先日、ある住宅設備の展示会で電気自動車を見学してきた。住宅設備で電気自動車?なんだかおかしな気分になるが、時代は動いている、ということなのだろう。電気自動車のバッテリーを使い、万が一の停電に備える、という考え方がこれからのスマートな住宅のあり方なのだ。展示されていたのは2車種。三菱のi-MiEVと日産リーフである。

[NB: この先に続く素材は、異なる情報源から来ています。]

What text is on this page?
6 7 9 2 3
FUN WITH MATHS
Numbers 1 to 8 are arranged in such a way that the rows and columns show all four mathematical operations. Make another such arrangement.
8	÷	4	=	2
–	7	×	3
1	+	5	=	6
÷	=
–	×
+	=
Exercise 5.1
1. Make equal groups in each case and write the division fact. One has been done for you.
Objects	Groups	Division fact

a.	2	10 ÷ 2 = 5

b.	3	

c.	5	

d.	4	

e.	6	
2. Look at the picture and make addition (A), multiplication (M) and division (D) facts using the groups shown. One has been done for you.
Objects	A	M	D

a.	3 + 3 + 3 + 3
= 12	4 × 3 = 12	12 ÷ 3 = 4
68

三菱のほうは軽自動車のiをベースにして、ガソリンエンジンの代わりにモーターとバッテリーが仕込まれている。規格も軽自動車にのっとっており、車検証の上でも「軽自動車」として取り扱われるとのこと。ただし、重量は軽自動車とは言い切れない。ガソリンで動くiは乾燥重量850キロほどだが、i-MiEVの場合は1tを超える。コンパクトカークラスの重量。その原因はバッテリーにあるという。フロアに敷き詰められたバッテリーが重いために、車重がかさんでしまうのだそうだ。それでも、満充電で180km走ることができるという(GグレードのJC08モード。Mグレードの場合は120km)。夜間の電力を使えば電費(電気自動車の場合は従来の自動車でいう燃費をこう表現するらしい)を低く抑えることも可能だという。

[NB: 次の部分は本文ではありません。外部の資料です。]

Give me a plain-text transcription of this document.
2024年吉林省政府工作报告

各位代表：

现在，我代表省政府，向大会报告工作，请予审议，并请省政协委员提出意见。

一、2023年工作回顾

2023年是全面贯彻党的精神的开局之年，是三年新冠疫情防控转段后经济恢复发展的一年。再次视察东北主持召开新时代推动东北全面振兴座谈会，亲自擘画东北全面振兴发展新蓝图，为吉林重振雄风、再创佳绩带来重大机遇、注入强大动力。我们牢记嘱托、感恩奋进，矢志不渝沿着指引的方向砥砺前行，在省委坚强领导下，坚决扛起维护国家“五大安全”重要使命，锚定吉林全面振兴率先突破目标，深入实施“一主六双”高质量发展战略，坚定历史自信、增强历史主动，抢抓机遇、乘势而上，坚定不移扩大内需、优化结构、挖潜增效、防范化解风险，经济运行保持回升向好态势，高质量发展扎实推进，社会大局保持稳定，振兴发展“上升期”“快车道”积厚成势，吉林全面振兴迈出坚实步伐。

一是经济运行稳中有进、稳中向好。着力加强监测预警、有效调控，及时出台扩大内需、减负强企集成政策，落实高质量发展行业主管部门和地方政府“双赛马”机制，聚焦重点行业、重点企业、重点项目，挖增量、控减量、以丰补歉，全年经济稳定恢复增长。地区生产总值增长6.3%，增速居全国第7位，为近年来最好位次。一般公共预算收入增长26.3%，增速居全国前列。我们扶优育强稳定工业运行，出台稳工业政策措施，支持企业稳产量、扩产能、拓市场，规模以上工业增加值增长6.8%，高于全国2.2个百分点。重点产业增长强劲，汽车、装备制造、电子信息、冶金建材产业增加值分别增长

日産リーフは普通車だ。もはや、軽だとか普通車だとか言っていることに、あまり意味を感じないが、とりあえず普通車なのだそうだ。i-MiEVに比べると車体は大きい。キャビンも広くとってあり、デザインもいやみのない高級感を感じさせてくれる。車両重量は1t半くらいだ。街乗りならiを、遠乗りするのならばリーフを、という声が多く聞かれるというのは三菱のスタッフの声だ。実際、遠乗りに向くような居住性の高さを感じさせる。こちらも家庭用電源で充電し、乗ることができる。こちらの航続距離は228km(JC08モード)。すばらしい数値だ。
走行時に二酸化炭素などの大気汚染物質を出さないために地球にも優しい点、また、優遇税制や補助金が受けられる点は共通した強みである。
しかし、果たしてこれは普及するのだろうか。三菱i-MiEVはMグレードで260万円(同車は2つのグレードが用意されており、より高いグレードであるGグレードの場合は380万円)。補助金を考慮に入れて、70~80万円の減額が受けられたとしても180~190万円だ。デザインがほぼ同じガソリン車のiならば122万円から購入することができる。補助金なしの値段260万円という数字は、三菱自動車でいえばミニバンであるデリカD3を超える。SUVでいえばRVRローデストに匹敵する価格だ。i-MiEVのGグレードならばランサーエボリューションⅩの低いグレードを超える。つまり高いのだ。
同じことがリーフにも言える。もっとも安価なSグレードがメーカー希望小売価格334万9,500円。もっとも高いGグレードは400万円を超える。ちょっとした高級車の価格である。やはり高いのである。